Syngenta, the world’s largest crop chemicals company, said its Agrisure Duracade trait will be available for planting for the first time this year in “limited quantities” after U.S. authorities cleared it for sale and cultivation last year.

For farmers it may be a risk worth taking: Infestations of rootworms have developed into a major challenge in top-producing states such as Iowa and Illinois, because farmers have increasingly been planting corn on the same fields year after year to take advantage of high prices.
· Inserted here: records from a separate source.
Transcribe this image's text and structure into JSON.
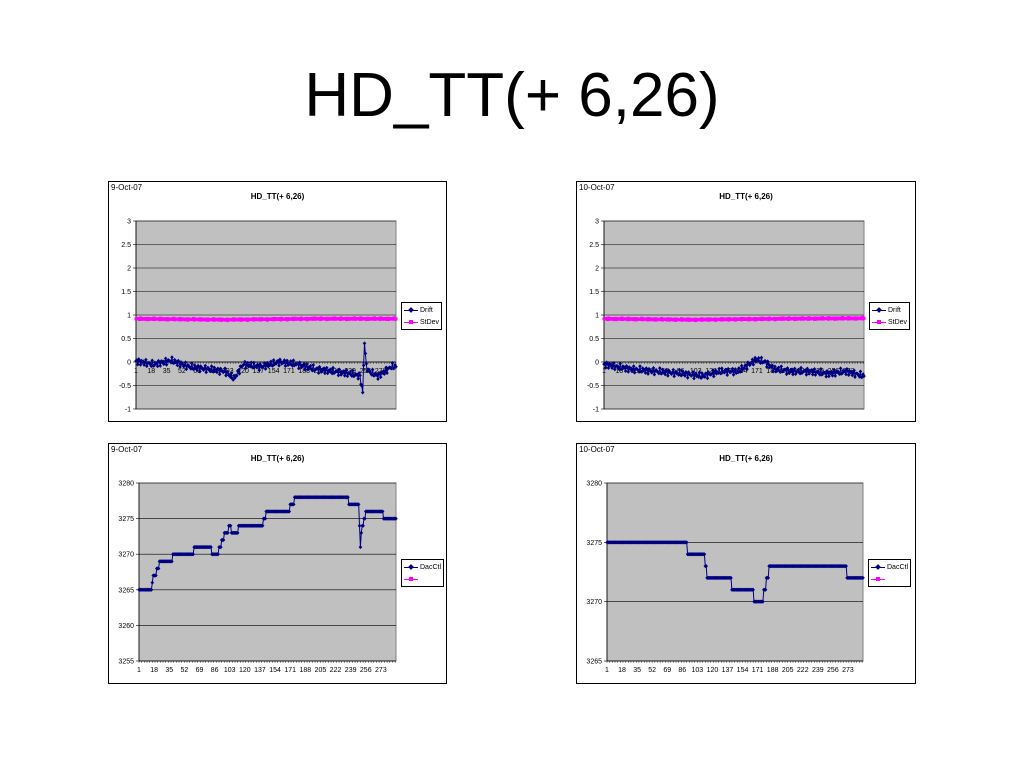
{
  "slide": {
    "title": "HD_TT(+ 6,26)"
  },
  "chart_data": [
    {
      "type": "line",
      "date": "9-Oct-07",
      "title": "HD_TT(+ 6,26)",
      "ylim": [
        -1,
        3
      ],
      "yticks": [
        -1,
        -0.5,
        0,
        0.5,
        1,
        1.5,
        2,
        2.5,
        3
      ],
      "xtick_labels": [
        "1",
        "18",
        "35",
        "52",
        "69",
        "86",
        "103",
        "120",
        "137",
        "154",
        "171",
        "188",
        "205",
        "222",
        "239",
        "256",
        "273"
      ],
      "n_points": 290,
      "grid": true,
      "legend_position": "right",
      "series": [
        {
          "name": "Drift",
          "color": "#000080",
          "marker": "diamond",
          "x": [
            1,
            20,
            40,
            60,
            80,
            100,
            110,
            120,
            140,
            160,
            180,
            200,
            220,
            240,
            250,
            253,
            255,
            257,
            260,
            270,
            285,
            290
          ],
          "values": [
            0.02,
            -0.05,
            0.03,
            -0.1,
            -0.15,
            -0.2,
            -0.35,
            -0.05,
            -0.1,
            0.0,
            -0.05,
            -0.15,
            -0.2,
            -0.25,
            -0.3,
            -0.65,
            0.45,
            -0.1,
            -0.2,
            -0.3,
            -0.1,
            -0.1
          ]
        },
        {
          "name": "StDev",
          "color": "#ff00ff",
          "marker": "square",
          "x": [
            1,
            100,
            200,
            290
          ],
          "values": [
            0.92,
            0.9,
            0.92,
            0.92
          ]
        }
      ]
    },
    {
      "type": "line",
      "date": "10-Oct-07",
      "title": "HD_TT(+ 6,26)",
      "ylim": [
        -1,
        3
      ],
      "yticks": [
        -1,
        -0.5,
        0,
        0.5,
        1,
        1.5,
        2,
        2.5,
        3
      ],
      "xtick_labels": [
        "1",
        "18",
        "35",
        "52",
        "69",
        "86",
        "103",
        "120",
        "137",
        "154",
        "171",
        "188",
        "205",
        "222",
        "239",
        "256",
        "273"
      ],
      "n_points": 290,
      "grid": true,
      "legend_position": "right",
      "series": [
        {
          "name": "Drift",
          "color": "#000080",
          "marker": "diamond",
          "x": [
            1,
            30,
            60,
            90,
            110,
            130,
            150,
            170,
            180,
            190,
            210,
            230,
            250,
            270,
            290
          ],
          "values": [
            -0.05,
            -0.15,
            -0.2,
            -0.25,
            -0.3,
            -0.2,
            -0.2,
            0.05,
            0.0,
            -0.15,
            -0.2,
            -0.2,
            -0.25,
            -0.2,
            -0.3
          ]
        },
        {
          "name": "StDev",
          "color": "#ff00ff",
          "marker": "square",
          "x": [
            1,
            100,
            200,
            290
          ],
          "values": [
            0.92,
            0.9,
            0.92,
            0.93
          ]
        }
      ]
    },
    {
      "type": "line",
      "date": "9-Oct-07",
      "title": "HD_TT(+ 6,26)",
      "ylim": [
        3255,
        3280
      ],
      "yticks": [
        3255,
        3260,
        3265,
        3270,
        3275,
        3280
      ],
      "xtick_labels": [
        "1",
        "18",
        "35",
        "52",
        "69",
        "86",
        "103",
        "120",
        "137",
        "154",
        "171",
        "188",
        "205",
        "222",
        "239",
        "256",
        "273"
      ],
      "n_points": 290,
      "grid": true,
      "legend_position": "right",
      "series": [
        {
          "name": "DacCtl",
          "color": "#000080",
          "marker": "diamond",
          "x": [
            1,
            15,
            16,
            18,
            20,
            22,
            25,
            30,
            38,
            40,
            55,
            60,
            65,
            70,
            80,
            85,
            90,
            92,
            95,
            98,
            100,
            103,
            105,
            110,
            115,
            120,
            125,
            140,
            142,
            145,
            170,
            172,
            180,
            210,
            235,
            237,
            240,
            248,
            250,
            252,
            255,
            257,
            260,
            275,
            276,
            280,
            290
          ],
          "values": [
            3265,
            3265,
            3266,
            3267,
            3267,
            3268,
            3269,
            3269,
            3269,
            3270,
            3270,
            3270,
            3271,
            3271,
            3271,
            3270,
            3270,
            3271,
            3272,
            3273,
            3273,
            3274,
            3273,
            3273,
            3274,
            3274,
            3274,
            3274,
            3275,
            3276,
            3276,
            3277,
            3278,
            3278,
            3278,
            3277,
            3277,
            3277,
            3271,
            3274,
            3275,
            3276,
            3276,
            3276,
            3275,
            3275,
            3275
          ]
        },
        {
          "name": "",
          "color": "#ff00ff",
          "marker": "square",
          "x": [],
          "values": []
        }
      ]
    },
    {
      "type": "line",
      "date": "10-Oct-07",
      "title": "HD_TT(+ 6,26)",
      "ylim": [
        3265,
        3280
      ],
      "yticks": [
        3265,
        3270,
        3275,
        3280
      ],
      "xtick_labels": [
        "1",
        "18",
        "35",
        "52",
        "69",
        "86",
        "103",
        "120",
        "137",
        "154",
        "171",
        "188",
        "205",
        "222",
        "239",
        "256",
        "273"
      ],
      "n_points": 290,
      "grid": true,
      "legend_position": "right",
      "series": [
        {
          "name": "DacCtl",
          "color": "#000080",
          "marker": "diamond",
          "x": [
            1,
            90,
            92,
            110,
            112,
            114,
            140,
            142,
            165,
            167,
            177,
            179,
            182,
            185,
            270,
            272,
            290
          ],
          "values": [
            3275,
            3275,
            3274,
            3274,
            3273,
            3272,
            3272,
            3271,
            3271,
            3270,
            3270,
            3271,
            3272,
            3273,
            3273,
            3272,
            3272
          ]
        },
        {
          "name": "",
          "color": "#ff00ff",
          "marker": "square",
          "x": [],
          "values": []
        }
      ]
    }
  ]
}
The traditional practice of rotating corn with soybeans had helped better control pests.

But the planting of Duracade threatens new disruptions – and millions of dollars in losses – for global grain traders if the strain gets mixed into the mainstream supply chain and prompts another round of rejections from China, as some analysts fear.

The commercialization of Duracade could “further contaminate, slow down, gum up” shipments of U.S. corn to China, Rich Feltes, vice president of research for commodity brokerage R.J. O’Brien, said in a recent interview.

The issue has already split the farm sector, as a national growers’ group urged the U.S. Agriculture Department to approve the strain while grain lobbyists warned in 2012 that the trait could hurt U.S. trade because it was not accepted by all major importers.

Some U.S. seed companies have declined to license the new Duracade trait from Syngenta to insert into seeds, out of concern that growers could be stuck if grain elevators and exporters refuse to buy corn that contains it.

The United States is expected to export 1.45 billion bushels of corn in the marketing year that ends August 31, accounting for 10 percent of the last harvest.